The development of concise representations of images that can capture the essence of their visual content is an important task. However, as the saying “A picture is worth a thousand words” suggests, representing visual content is a very difficult task. The human ability to extract semantics from an image by using knowledge of the world is remarkable, though probably difficult to emulate.
At present, the most common way to represent the visual content of an image is to assign a set of descriptive keywords to it. Then, image retrieval is performed by matching the query text with the stored keywords (Rui, 1998). However, there are many problems associated with this simple keyword matching approach. First, it is usually the case that all the information contained in an image cannot be captured by a few keywords. Furthermore, a large amount of effort is needed to do keyword assignments in a large image database. Also, because different people may have different interpretations of an image's content, there will be inconsistencies (Rui, 1998). Consider the image in Figure 1. One might describe it as “mountains”, “trees”, and “lake”. However, that particular description would not be able to respond to user queries for “water”, “landscape”, “peaceful”, or “water reflection”.

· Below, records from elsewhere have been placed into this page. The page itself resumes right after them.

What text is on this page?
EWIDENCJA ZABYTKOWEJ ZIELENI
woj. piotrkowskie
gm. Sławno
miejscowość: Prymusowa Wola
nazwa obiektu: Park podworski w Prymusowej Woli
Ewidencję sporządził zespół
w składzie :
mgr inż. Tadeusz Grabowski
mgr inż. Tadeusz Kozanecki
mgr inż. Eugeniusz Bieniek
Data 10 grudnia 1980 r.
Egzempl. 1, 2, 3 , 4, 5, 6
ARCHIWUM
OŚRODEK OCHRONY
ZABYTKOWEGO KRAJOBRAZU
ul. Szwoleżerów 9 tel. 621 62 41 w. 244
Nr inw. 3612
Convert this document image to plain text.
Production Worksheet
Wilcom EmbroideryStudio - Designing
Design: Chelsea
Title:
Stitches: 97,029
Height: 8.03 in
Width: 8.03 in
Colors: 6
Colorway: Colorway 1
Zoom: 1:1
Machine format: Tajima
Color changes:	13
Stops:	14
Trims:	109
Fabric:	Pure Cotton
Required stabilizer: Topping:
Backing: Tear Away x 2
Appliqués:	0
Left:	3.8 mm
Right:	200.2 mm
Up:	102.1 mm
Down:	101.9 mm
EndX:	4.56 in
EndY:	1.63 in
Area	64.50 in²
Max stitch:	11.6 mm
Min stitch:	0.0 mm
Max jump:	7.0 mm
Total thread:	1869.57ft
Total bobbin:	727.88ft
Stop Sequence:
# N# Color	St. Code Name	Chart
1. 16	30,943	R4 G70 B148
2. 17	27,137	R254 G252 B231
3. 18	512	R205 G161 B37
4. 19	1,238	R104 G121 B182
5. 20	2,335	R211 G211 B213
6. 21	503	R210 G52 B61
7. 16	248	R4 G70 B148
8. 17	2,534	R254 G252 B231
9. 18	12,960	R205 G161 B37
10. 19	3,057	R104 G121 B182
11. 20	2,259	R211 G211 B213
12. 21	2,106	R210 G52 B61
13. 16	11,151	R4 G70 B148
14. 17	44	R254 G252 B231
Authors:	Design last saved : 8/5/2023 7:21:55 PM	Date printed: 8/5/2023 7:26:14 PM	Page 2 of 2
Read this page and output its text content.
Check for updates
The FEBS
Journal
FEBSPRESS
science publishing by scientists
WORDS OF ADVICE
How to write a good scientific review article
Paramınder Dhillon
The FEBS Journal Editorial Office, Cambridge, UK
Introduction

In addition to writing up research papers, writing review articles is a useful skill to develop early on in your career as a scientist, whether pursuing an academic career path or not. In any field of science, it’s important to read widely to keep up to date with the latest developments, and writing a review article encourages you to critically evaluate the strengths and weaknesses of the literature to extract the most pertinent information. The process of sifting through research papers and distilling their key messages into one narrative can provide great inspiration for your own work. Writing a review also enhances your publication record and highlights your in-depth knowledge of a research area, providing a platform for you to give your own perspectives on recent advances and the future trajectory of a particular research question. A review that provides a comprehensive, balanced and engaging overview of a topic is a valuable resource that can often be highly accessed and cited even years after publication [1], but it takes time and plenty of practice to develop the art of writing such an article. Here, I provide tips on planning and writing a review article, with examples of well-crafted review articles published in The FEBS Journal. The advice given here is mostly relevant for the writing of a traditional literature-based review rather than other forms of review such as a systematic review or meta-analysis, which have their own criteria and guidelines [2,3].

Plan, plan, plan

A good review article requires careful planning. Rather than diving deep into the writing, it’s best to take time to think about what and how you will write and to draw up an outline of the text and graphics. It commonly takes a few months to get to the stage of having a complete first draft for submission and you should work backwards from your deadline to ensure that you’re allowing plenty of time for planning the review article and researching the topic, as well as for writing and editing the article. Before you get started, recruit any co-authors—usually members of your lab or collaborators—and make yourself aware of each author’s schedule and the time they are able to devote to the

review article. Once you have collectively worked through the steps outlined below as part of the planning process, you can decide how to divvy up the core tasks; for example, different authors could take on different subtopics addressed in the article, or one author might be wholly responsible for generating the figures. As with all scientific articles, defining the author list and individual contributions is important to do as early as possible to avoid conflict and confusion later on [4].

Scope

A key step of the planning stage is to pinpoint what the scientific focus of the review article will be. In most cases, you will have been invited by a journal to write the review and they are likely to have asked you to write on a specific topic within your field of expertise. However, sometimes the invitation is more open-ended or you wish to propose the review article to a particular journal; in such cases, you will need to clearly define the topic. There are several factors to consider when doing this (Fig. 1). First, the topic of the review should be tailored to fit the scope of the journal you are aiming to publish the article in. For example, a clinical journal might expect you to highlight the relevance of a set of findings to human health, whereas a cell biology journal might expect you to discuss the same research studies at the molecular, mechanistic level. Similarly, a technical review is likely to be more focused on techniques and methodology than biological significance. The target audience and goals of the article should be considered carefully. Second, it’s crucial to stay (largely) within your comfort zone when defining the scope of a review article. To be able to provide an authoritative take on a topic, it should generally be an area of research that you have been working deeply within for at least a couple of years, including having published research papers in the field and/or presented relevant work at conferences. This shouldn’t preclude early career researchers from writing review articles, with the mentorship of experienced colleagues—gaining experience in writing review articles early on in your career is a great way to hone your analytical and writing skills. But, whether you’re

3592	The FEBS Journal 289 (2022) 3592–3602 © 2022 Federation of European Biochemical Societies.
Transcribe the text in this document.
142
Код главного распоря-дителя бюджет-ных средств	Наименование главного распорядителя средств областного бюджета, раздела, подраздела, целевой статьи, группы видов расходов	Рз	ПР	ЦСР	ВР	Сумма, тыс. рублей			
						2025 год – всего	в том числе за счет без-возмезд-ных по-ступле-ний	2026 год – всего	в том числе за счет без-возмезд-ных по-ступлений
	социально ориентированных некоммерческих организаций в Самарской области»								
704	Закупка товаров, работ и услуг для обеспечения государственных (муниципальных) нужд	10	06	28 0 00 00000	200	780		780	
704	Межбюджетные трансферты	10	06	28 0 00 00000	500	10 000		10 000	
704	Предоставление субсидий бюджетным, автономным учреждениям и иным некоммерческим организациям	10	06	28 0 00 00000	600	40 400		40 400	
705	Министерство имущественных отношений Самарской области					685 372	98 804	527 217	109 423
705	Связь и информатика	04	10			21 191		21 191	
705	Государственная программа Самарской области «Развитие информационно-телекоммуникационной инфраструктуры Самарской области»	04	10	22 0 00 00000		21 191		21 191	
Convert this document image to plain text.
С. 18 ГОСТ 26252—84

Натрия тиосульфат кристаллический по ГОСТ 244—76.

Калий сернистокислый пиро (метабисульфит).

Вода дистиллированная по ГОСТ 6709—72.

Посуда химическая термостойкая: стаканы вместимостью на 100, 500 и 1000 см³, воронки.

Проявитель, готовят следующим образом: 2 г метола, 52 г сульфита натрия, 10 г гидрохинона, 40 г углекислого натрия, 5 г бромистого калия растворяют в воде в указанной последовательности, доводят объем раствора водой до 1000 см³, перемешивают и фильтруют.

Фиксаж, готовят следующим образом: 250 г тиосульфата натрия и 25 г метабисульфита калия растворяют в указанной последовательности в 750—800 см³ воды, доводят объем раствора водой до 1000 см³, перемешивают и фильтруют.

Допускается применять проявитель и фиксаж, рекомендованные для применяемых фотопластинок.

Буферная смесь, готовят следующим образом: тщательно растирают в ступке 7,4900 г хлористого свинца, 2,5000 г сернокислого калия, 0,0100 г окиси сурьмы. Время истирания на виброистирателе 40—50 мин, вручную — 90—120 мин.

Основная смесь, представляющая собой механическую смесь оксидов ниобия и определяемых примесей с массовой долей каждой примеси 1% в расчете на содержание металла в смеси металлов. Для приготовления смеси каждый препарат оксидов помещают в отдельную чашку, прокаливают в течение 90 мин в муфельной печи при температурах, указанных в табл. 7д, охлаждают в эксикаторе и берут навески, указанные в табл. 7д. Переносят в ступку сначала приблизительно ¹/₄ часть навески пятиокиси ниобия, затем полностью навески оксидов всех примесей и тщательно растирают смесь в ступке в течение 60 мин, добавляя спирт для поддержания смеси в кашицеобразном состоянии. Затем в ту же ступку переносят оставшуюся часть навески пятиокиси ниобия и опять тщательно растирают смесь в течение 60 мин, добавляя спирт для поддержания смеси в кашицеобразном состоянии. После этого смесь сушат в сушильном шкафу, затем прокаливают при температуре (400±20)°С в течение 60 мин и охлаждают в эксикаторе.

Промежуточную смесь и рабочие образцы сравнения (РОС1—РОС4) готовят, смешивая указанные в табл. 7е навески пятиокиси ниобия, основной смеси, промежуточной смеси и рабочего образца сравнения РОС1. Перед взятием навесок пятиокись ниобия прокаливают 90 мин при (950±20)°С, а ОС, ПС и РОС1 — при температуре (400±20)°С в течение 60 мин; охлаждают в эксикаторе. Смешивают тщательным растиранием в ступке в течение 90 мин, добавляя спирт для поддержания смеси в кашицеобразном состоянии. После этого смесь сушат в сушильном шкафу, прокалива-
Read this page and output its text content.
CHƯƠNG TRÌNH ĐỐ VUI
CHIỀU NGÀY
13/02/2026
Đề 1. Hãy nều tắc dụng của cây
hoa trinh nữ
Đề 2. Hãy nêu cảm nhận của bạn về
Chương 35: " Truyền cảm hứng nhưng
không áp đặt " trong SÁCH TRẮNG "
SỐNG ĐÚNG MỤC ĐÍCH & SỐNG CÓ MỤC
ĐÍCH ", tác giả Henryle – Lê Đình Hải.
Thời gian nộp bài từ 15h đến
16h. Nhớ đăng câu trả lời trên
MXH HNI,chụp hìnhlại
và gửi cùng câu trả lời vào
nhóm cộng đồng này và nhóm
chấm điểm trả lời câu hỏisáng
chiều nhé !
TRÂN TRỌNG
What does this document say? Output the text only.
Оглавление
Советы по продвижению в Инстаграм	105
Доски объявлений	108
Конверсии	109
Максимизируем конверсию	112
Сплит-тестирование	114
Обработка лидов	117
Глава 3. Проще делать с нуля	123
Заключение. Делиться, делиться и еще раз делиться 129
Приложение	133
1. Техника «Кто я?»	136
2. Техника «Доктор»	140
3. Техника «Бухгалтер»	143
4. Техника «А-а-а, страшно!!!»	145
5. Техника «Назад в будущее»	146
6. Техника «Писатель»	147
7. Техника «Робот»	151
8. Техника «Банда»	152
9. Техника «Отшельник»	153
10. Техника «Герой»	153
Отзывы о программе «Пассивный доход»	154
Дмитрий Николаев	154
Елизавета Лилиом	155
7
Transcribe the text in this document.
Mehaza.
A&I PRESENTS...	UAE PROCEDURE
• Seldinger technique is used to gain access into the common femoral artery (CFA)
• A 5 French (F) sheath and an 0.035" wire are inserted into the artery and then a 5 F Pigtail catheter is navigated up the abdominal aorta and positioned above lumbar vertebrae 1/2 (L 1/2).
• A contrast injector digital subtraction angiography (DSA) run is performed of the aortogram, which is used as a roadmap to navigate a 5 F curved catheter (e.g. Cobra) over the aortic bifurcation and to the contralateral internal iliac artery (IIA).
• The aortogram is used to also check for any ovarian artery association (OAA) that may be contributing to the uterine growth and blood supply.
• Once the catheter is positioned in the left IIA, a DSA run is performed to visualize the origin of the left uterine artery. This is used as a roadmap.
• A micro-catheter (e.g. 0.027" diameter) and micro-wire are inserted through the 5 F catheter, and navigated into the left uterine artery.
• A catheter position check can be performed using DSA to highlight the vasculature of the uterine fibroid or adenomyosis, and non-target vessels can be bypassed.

In order to alleviate some of the problems associated with text-based approaches, content-based image retrieval (CBIR) was proposed (see (Faloutsos, 1993) for examples of early approaches). The idea is to search on the images directly. A set of low-level features (such as color, texture, and shape) are extracted from the image to characterize its visual content. In traditional approaches (Faloutsos, 1993; Gupta, 1997; Hara, 1997; Kelly, 1995; Mehrotra, 1997; Pentland, 1994; Samadani, 1993; Sclaroff, 1997; Smith, 1996; Smith, 1997; Stone, 1996; Wang, 1998), each image is represented by a set of global features that are calculated by means of uniform processing over the entire image and describe its visual content (e.g., color, texture). The features are then the components of a feature vector which makes the image correspond to a point in a feature space.